Today, banks have over $3 trillion in excess reserves at the Fed. As a result of the recent Fed rate increases, these reserves now earn about 3%.5 Despite this, the amount banks are paying depositors has barely budged. In short, the banks don’t need or want additional deposits, so they have not moved up CD rates as they typically would. Insurance companies, on the other hand, are looking for additional deposits. That created the biggest spread between fixed annuity rates and CD rates ever seen.
The Velocity of ‘Money in Motion’ and Annuity Exchanges Has Increased
The increase in the velocity of “money in motion” is just starting. In the past four years, nearly $200 billion in fixed-rate deferred annuities were sold. Given the rate environment where it didn’t make sense for investors to go for a longer duration product, this means the amount of fixed-rate deferred annuities exiting their surrender period will increase.
Investors have options when a contract completes its terms, and they face financial consequences if the funds are removed from the annuity for nonqualified accounts (which make up roughly 60% of overall fixed-rate deferred sales).
This has created a scenario where a sizable portion of owners of fixed-rate deferred contracts will likely seek the best rate in a new fixed-rate deferred contract, adding additional fuel to spur fixed-rate deferred sales in the future.
What Does All of This Mean?
On the surface, the dramatic increase in fixed annuity sales this year is nothing short of shocking. But, when one stops to consider the alignment of these three factors, the sales increase is very predictable. More importantly, I expect sales to remain at this level, or even continue to increase, until one of the three causes changes.
How likely is that? Baby boomers are not getting any younger. They are not likely to move to riskier assets any time soon. In fact, as they continue to move through retirement, they are far more likely to seek more protection within their portfolios. And now that they have been burned by bonds twice in less than 15 years, asset classes like fixed and indexed annuities are likely to be the continued beneficiaries of this decision.

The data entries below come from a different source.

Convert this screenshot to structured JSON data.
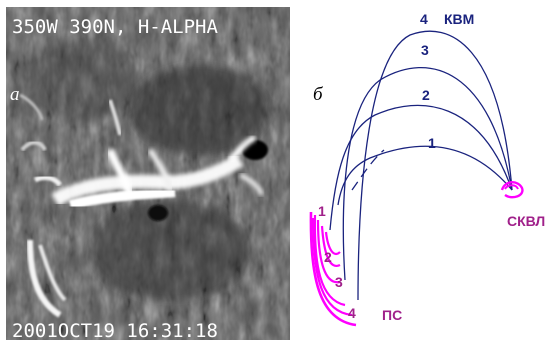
{
  "figure": {
    "panel_a": {
      "letter": "а",
      "header": "350W 390N, H-ALPHA",
      "timestamp": "2001OCT19 16:31:18"
    },
    "panel_b": {
      "letter": "б",
      "big_loop_label": "КВМ",
      "big_loop_numbers": [
        "1",
        "2",
        "3",
        "4"
      ],
      "right_foot_label": "СКВЛ",
      "small_loop_label": "ПС",
      "small_loop_numbers": [
        "1",
        "2",
        "3",
        "4"
      ]
    },
    "colors": {
      "big_loops": "#1a237e",
      "footpoints": "#ff00ff",
      "labels_magenta": "#a0208a",
      "labels_navy": "#1a237e"
    }
  }
}
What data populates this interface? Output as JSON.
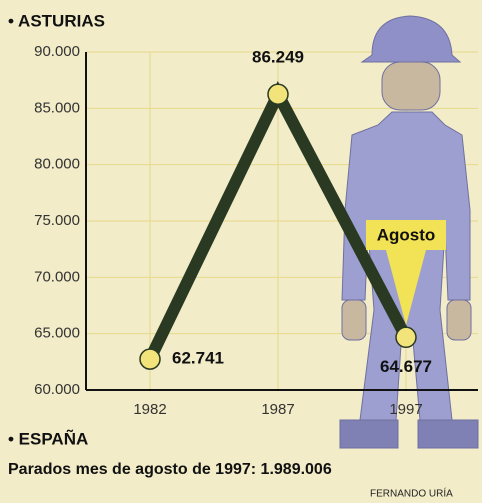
{
  "chart_data": {
    "type": "line",
    "title": "• ASTURIAS",
    "categories": [
      "1982",
      "1987",
      "1997"
    ],
    "series": [
      {
        "name": "Asturias",
        "color": "#2a3a22",
        "values": [
          62741,
          86249,
          64677
        ],
        "value_labels": [
          "62.741",
          "86.249",
          "64.677"
        ]
      }
    ],
    "ylim": [
      60000,
      90000
    ],
    "yticks": [
      {
        "value": 60000,
        "label": "60.000"
      },
      {
        "value": 65000,
        "label": "65.000"
      },
      {
        "value": 70000,
        "label": "70.000"
      },
      {
        "value": 75000,
        "label": "75.000"
      },
      {
        "value": 80000,
        "label": "80.000"
      },
      {
        "value": 85000,
        "label": "85.000"
      },
      {
        "value": 90000,
        "label": "90.000"
      }
    ],
    "grid": true,
    "annotation": "Agosto",
    "section": "• ESPAÑA",
    "note": "Parados mes de agosto de 1997: 1.989.006",
    "credit": "FERNANDO URÍA"
  }
}
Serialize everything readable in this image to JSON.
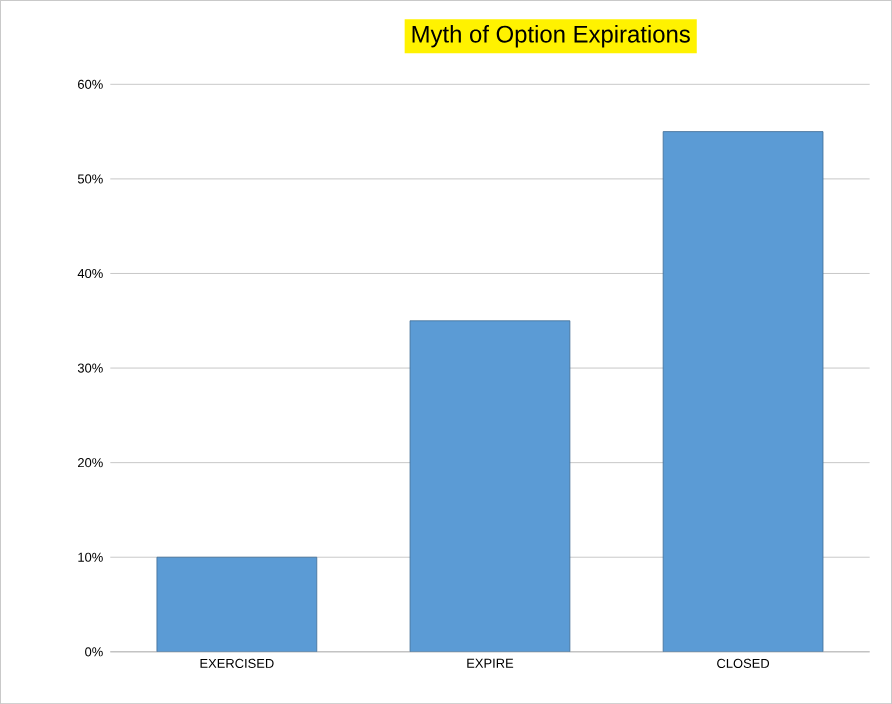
{
  "chart_data": {
    "type": "bar",
    "title": "Myth of Option Expirations",
    "categories": [
      "EXERCISED",
      "EXPIRE",
      "CLOSED"
    ],
    "values": [
      10,
      35,
      55
    ],
    "color": "#5b9bd5",
    "ylim": [
      0,
      60
    ],
    "yticks": [
      {
        "value": 0,
        "label": "0%"
      },
      {
        "value": 10,
        "label": "10%"
      },
      {
        "value": 20,
        "label": "20%"
      },
      {
        "value": 30,
        "label": "30%"
      },
      {
        "value": 40,
        "label": "40%"
      },
      {
        "value": 50,
        "label": "50%"
      },
      {
        "value": 60,
        "label": "60%"
      }
    ],
    "grid": "y"
  }
}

That, in turn, brings us to the Fed and the banks. It’s hard to imagine that banks are going to be aggressively seeking additional deposits as long as the Fed continues to pay interest on bank excess reserves. If they can make 3.0% on assets, risk-free, by just parking money at the Fed, why do anything else?
In fact, if the Fed increases rates as expected, the spread that banks can earn by continuing to follow this strategy will only widen further. This in turn means that the spread between fixed annuity and CD rates will widen further as well. When that happens, the $28 billion in fixed annuity sales the industry recorded in the second quarter will pale in comparison to the future sales record.
The breakdown of the traditional correlation between 10-year Treasury rates and fixed annuity sales means that CDs are mispriced in relation to fixed annuity rates. For clients with a growing need for safety and protection, this deviation from the norm couldn’t happen at a worse time. For advisors that use fixed annuities as part of their solution set, it’s a significant opportunity to help clients.
Scott Stolz is a Managing Director at iCapital Solutions.